A major part of the solution, from the county’s perspective, is the installation of more cellular towers throughout the canyon. Progress is being made, with one application for a 140-foot tower near Junipine Resort receiving approval by the county’s planning and zoning commission in October. But at the canyon’s southern end, residents oppose. They are concerned about health, visual and property value impacts. “The case shows that in the narrow, steep-walled canyon, finding a place to locate the infrastructure needed to improve communications may prove a difficult task,” says reporter Emory Cowan in The Sun.  

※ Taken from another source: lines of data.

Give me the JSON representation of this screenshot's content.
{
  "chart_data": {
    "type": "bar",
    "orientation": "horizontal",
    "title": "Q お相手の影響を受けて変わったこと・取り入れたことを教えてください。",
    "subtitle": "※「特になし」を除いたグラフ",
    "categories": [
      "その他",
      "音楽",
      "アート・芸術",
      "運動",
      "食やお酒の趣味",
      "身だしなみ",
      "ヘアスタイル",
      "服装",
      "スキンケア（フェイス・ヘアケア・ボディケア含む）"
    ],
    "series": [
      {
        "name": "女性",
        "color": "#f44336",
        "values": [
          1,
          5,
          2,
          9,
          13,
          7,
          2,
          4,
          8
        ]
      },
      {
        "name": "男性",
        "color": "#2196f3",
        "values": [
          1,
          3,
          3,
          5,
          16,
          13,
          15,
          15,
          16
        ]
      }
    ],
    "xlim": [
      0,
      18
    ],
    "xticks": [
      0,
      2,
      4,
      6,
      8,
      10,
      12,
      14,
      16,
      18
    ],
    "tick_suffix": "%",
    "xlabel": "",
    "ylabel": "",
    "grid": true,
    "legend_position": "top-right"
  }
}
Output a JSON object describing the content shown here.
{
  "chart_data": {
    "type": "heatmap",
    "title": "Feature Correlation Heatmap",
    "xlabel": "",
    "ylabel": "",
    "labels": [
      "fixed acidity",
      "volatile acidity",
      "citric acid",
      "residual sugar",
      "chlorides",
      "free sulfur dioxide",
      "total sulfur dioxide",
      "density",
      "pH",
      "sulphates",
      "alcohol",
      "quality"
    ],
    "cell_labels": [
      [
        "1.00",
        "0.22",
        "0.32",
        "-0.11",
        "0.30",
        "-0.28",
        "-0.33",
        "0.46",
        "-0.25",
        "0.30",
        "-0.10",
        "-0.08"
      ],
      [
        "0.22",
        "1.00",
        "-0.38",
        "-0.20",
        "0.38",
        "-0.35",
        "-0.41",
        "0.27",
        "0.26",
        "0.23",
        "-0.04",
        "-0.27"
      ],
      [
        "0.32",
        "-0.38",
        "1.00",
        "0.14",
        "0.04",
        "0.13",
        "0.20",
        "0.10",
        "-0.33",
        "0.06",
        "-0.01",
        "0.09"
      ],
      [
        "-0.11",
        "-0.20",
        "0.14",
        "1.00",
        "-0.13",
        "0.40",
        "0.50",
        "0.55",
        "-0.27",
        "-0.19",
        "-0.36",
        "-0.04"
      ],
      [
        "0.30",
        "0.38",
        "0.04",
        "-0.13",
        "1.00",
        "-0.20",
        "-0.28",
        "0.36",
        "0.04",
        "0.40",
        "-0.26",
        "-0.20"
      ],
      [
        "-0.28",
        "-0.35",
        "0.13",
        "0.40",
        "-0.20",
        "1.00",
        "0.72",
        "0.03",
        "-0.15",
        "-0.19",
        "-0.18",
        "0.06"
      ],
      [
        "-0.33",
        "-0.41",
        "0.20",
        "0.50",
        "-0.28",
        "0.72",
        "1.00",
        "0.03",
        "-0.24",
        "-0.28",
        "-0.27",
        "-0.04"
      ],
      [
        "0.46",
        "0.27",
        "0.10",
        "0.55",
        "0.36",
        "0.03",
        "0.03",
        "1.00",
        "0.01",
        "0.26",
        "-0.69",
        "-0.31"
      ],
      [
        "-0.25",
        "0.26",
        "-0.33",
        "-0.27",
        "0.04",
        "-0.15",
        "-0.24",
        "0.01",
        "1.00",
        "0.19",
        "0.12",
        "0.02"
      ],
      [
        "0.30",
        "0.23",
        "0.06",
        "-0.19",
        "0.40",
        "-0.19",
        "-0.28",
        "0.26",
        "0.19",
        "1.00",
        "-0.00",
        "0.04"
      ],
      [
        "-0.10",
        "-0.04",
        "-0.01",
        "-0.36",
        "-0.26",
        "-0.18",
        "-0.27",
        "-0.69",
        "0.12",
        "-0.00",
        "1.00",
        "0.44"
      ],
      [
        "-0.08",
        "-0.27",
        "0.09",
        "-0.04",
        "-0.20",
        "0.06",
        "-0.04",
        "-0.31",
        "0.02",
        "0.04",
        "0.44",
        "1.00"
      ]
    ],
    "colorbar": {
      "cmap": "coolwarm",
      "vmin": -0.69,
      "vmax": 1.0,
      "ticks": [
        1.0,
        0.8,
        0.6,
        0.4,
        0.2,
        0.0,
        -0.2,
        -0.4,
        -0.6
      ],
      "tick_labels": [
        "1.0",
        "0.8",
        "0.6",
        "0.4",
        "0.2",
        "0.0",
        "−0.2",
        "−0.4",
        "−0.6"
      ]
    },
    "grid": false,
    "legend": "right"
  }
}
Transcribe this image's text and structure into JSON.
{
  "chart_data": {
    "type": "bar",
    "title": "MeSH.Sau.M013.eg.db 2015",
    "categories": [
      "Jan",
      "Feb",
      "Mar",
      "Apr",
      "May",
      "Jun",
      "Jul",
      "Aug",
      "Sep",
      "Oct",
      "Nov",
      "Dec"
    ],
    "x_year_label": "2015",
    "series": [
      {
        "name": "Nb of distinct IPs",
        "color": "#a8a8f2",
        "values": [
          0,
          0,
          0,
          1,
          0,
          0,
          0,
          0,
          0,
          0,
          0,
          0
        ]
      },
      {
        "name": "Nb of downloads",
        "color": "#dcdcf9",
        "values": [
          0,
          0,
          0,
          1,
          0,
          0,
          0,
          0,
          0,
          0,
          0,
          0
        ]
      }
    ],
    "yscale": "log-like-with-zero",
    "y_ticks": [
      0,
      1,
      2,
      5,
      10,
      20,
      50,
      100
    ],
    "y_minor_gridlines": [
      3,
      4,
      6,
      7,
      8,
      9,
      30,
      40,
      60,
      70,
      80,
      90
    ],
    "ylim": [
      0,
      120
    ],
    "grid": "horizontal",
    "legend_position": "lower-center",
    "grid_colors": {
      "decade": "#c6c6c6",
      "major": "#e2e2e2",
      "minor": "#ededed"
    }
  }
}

But the risks and dangers of inconsistent cell service is a message John Herman has been repeating for months since the Slide Fire ripped through Oak Creek Canyon. The 75-year-old owns a second home in the Pine Flats neighborhood in the northern part of the canyon. When the flames were creeping toward his home, “it was scary as hell,” Herman said. Since, he’s helped been pressing leaders for a better communications infrastructure in the canyon.

“My wife and I drive that road and if we have a blowout or I have a heart attack, then we’re totally stranded and have to wait for somebody to come by — and then what?” said Herman, who barely gets a cell phone signal at his house. “It’s not 21st century cell phone coverage. I couldn’t possibly rely on it for an emergency.”